As the last of the really active Hollywood Moguls of the time, Jack Warner had had great success with his film production of My Fair Lady in 1964. Then seeking to duplicate that, he turned to Camelot to produce a filmed version in 1967, budgeting some $15 million and using the services of director Joshua Logan. But there was little lightning in the bottle and the film comes across as a rather heavy-handed experience with the life sucked out of the music and little obvious sign in the film's look and feel of the money that was spent. Sadly, the original Broadcast cast was not used and we have instead Richard Harris, Vanessa Redgrave, Franco Nero, and David Hemmings - estimable performers to be sure, but not up to the musical vitality needed to make the effort a success in my view. The lack of the film's ability to capitalize really effectively on Lerner and Loewe's music is one of the saddest aspects. One would think it would be hard to fail with "If Ever I Would Leave You", "I Loved You Once in Silence", "I Wonder What the King Is Doing Tonight", and the "Camelot" number itself - all some of the finest numbers in the Lerner and Loewe musical canon.
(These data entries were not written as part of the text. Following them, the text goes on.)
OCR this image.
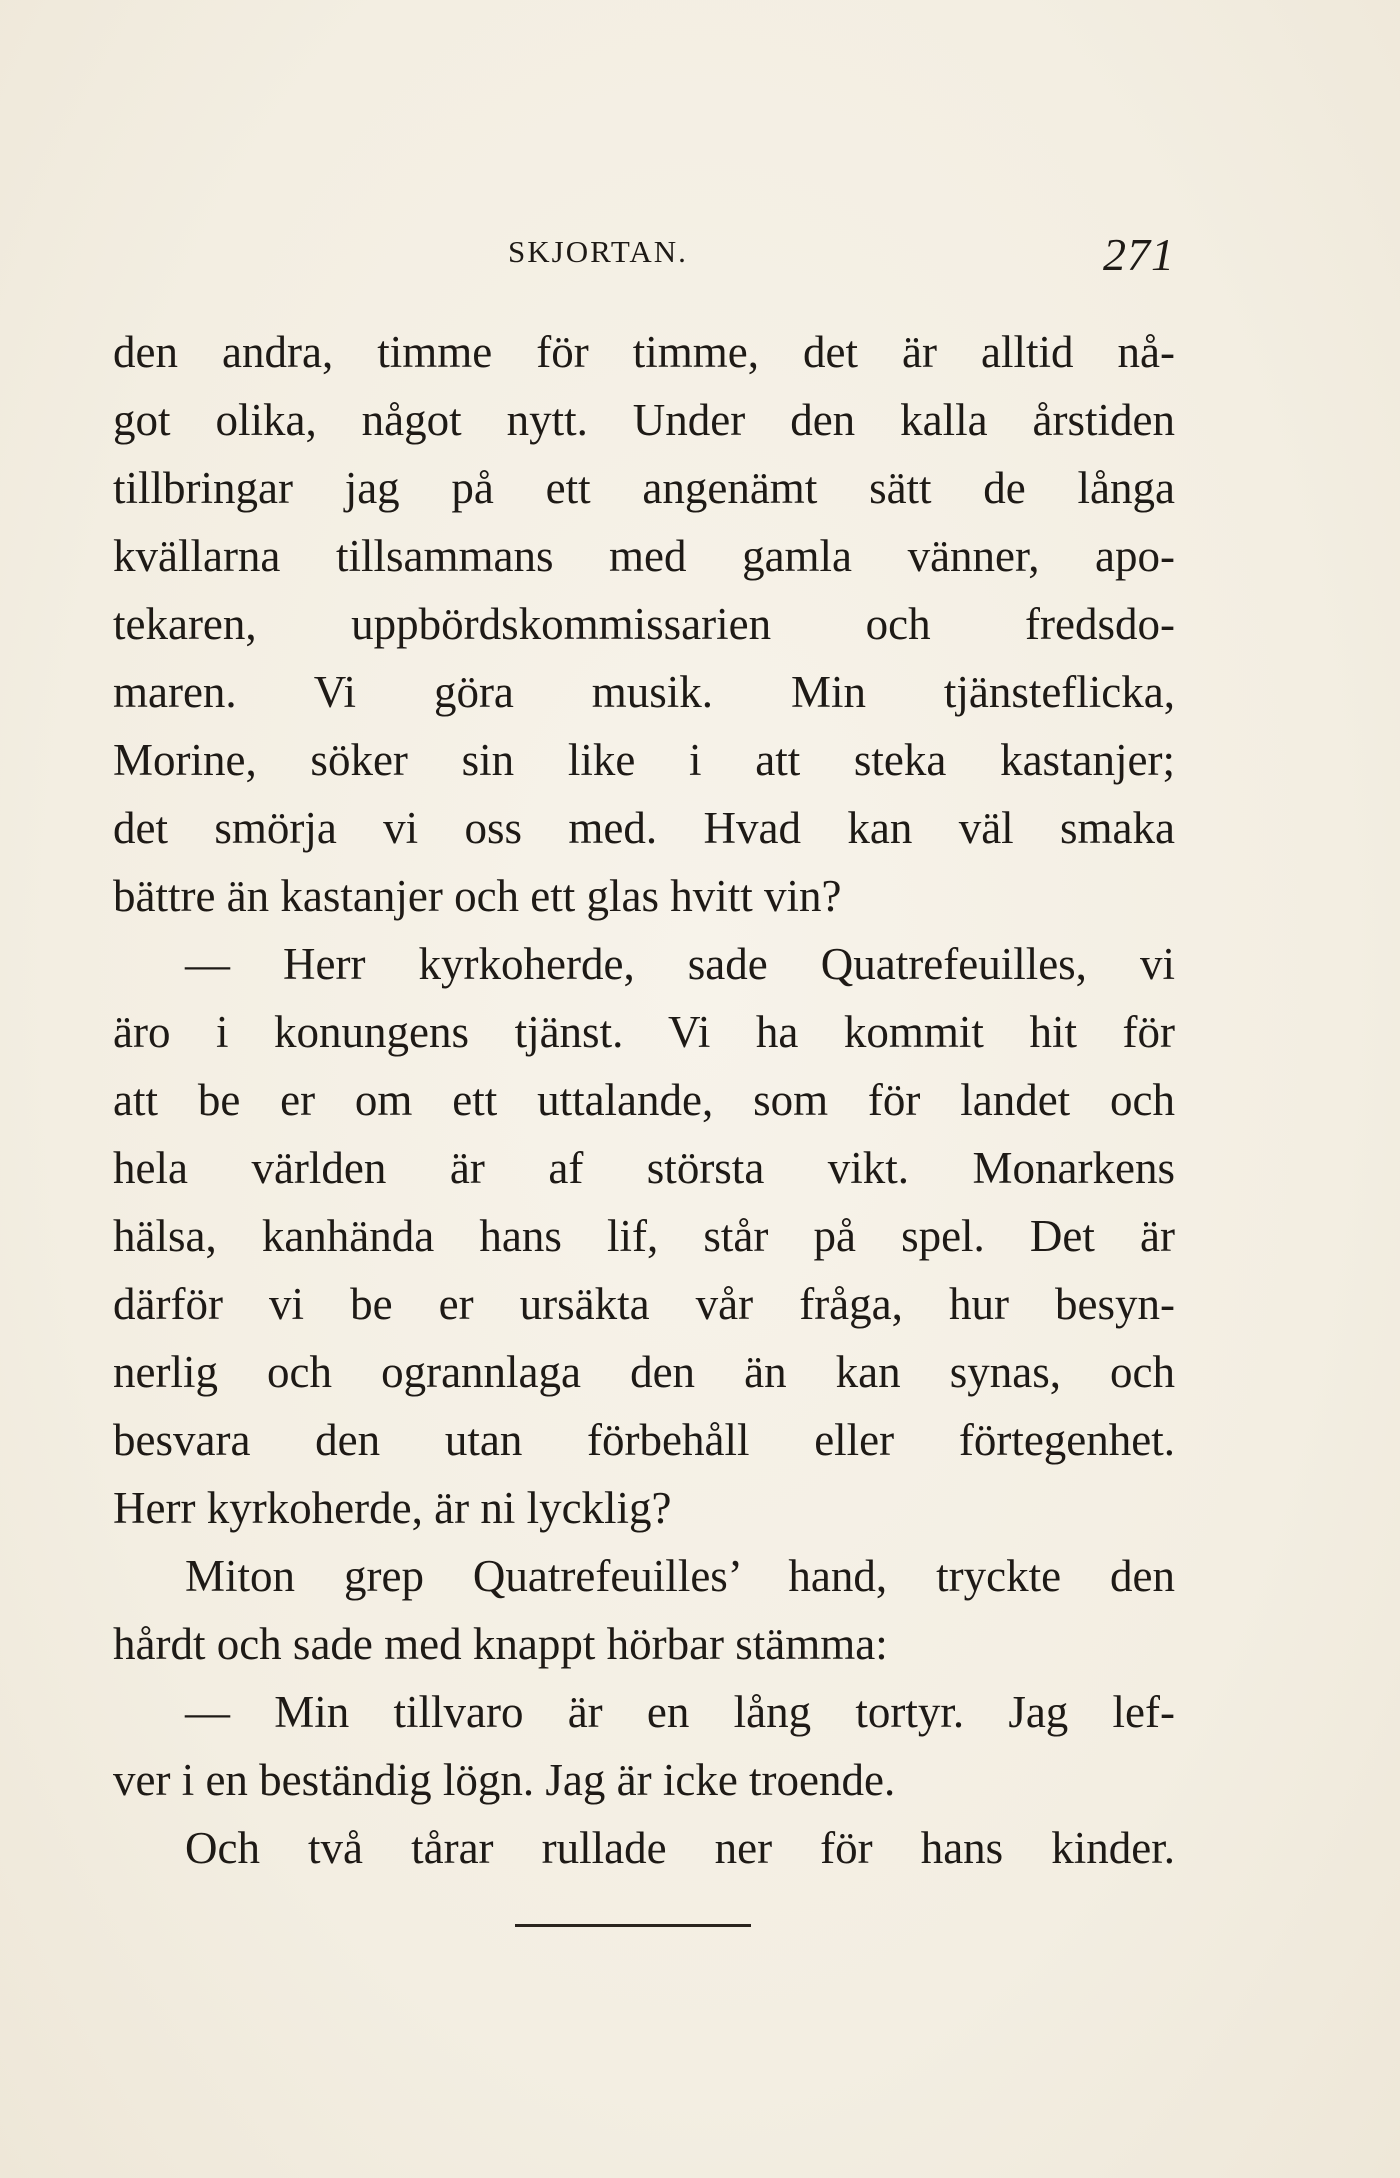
SKJORTAN.	271
den andra, timme för timme, det är alltid nå-
got olika, något nytt. Under den kalla årstiden
tillbringar jag på ett angenämt sätt de långa
kvällarna tillsammans med gamla vänner, apo-
tekaren, uppbördskommissarien och fredsdo-
maren. Vi göra musik. Min tjänsteflicka,
Morine, söker sin like i att steka kastanjer;
det smörja vi oss med. Hvad kan väl smaka
bättre än kastanjer och ett glas hvitt vin?
— Herr kyrkoherde, sade Quatrefeuilles, vi
äro i konungens tjänst. Vi ha kommit hit för
att be er om ett uttalande, som för landet och
hela världen är af största vikt. Monarkens
hälsa, kanhända hans lif, står på spel. Det är
därför vi be er ursäkta vår fråga, hur besyn-
nerlig och ogrannlaga den än kan synas, och
besvara den utan förbehåll eller förtegenhet.
Herr kyrkoherde, är ni lycklig?
Miton grep Quatrefeuilles’ hand, tryckte den
hårdt och sade med knappt hörbar stämma:
— Min tillvaro är en lång tortyr. Jag lef-
ver i en beständig lögn. Jag är icke troende.
Och två tårar rullade ner för hans kinder.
While yours truly isn't enamored of the film's delivery of the music, not everyone felt quite the same though. Critical consensus at the time of the film's release resulted in five Academy Award and six Golden Globe nominations (winning three in each, particularly for best music).
For the film's 45th anniversary, Warner Bros. has delivered a nice Blu-ray presentation, packaged in digibook format. The 2.40:1 Panavision image looks a little soft and somewhat dark in the opening titles/sequences, but fortunately, that's a minor issue and the image soon opens out into a crisp, clear experience that delivers some fine-detailed object and skin textures. Black levels and overall contrast score well. Colour fidelity is also good although the film doesn't have an aggressively primary colour look, preferring to accentuate darker browns and umber shades. Modest grain is pleasingly present and there is no evidence of untoward digital manipulation.
The 5.1 DTS-HD Master Audio delivers clear dialogue and a subtle level of ambient surround presence. The music is pleasingly conveyed with some solid separation in voices and instruments quite apparent. There is no sense of a strong dynamic range that really drags one into the home theatremusical experience, however.
The disc supplements include a reasonably good audio commentary by film critic Steven Farber though one punctuated by some silences. There's a good new half-hour HD documentary on the making-of the film, two vintage featurettes including one on the film's premiere, and five trailers. The Blu-ray disc is packaged in a 40-page illustrated digibook that also contains a CD soundtrack sampler (4 songs).
Those who know and like the film should be pleased with Warners' 45th Anniversary Blu-ray release. Others should try a rental first.